0

# Introduction

Given is a vehicle which is moving past a station. If the vehicle passes the station (for simplicity determined by GPS) it sends RF-signals, to the station saying "Hello I am here now" marked as A and "Bye I am leaving" marked as B. The station is just a µ-Controller logging the received signals in a file with a timestamp and a corresponding letter (A or B). The time on the µC is set by hand and drifts over time. The vehicle also logs the sent messages with a timestamp. Usually this works well, 98% of all bypasses are good (A followed by B).

But there are a few stations 5% or so, for which only about 60% of bypasses are good. Now my task is to find out why this is not working correctly!

# Approach

So I plotted the data: On the x-axis is the period under review. On the y-axis is the minimal time delta, in seconds, from the station to any corresponding (A or B) log entry in the vehicle, for one station entry.

## Time-drift correction

Thinking that the slope you can see is the drift over time and the offset is the time-shift cased by manually setting the clock on the µC, I found the function y = k*x + d and corrected the shifts.

So I got this: (which does not look better to be honest)

Same axis as before. In red is the data which has a minimal delta over 60 seconds.

## Synchronization

Now thinking that the time is not synchronized perfectly, I experimented with some algorithms. Namely DTW from github and Biopython's pairwise2 needle algorithm.

### DTW

The input data for DTW was the ordered (by timestamp) sequence of the differences between an A or B.

np.delete(n1.diff().to_numpy(),0) whereby the n1 is a Pandas Dataframe. It found missing data, both on the vehicle side and on the station side.

### Needleman–Wunsch algorithm

The input data for align-class was just the sequence of A & Bs without the timestamp.

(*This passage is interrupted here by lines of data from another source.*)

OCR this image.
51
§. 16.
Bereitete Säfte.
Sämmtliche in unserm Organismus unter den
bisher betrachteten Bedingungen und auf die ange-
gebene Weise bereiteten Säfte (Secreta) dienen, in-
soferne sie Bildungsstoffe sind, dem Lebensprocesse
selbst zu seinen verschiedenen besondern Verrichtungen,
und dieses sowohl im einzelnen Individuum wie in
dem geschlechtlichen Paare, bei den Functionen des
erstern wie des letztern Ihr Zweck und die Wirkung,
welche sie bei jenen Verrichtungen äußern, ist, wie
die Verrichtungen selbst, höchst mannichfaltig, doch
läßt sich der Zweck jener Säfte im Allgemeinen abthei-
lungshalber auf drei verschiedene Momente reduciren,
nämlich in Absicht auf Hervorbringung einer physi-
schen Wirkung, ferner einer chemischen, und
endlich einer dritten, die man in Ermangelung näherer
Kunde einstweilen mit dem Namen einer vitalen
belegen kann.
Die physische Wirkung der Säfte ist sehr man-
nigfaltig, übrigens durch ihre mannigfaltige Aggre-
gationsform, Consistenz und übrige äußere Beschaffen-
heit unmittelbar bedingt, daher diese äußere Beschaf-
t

It found missing data, both on the vehicle side and on the station side.

### Realizing

I was now realizing that the drift correction was unnecessary, as the timestamp is either not used (align) or a lagged difference is calculated (DTW). Also verified by plotting the DTW - path and the alignment-score of align before and after the correction.

# Question

What I want to know is, which algorithm can I use to determine a shift for synchronizing the data-sets, when assuming one data-set is perfect (the vehicle side). And which sub-set is probably the corresponding one on the station side.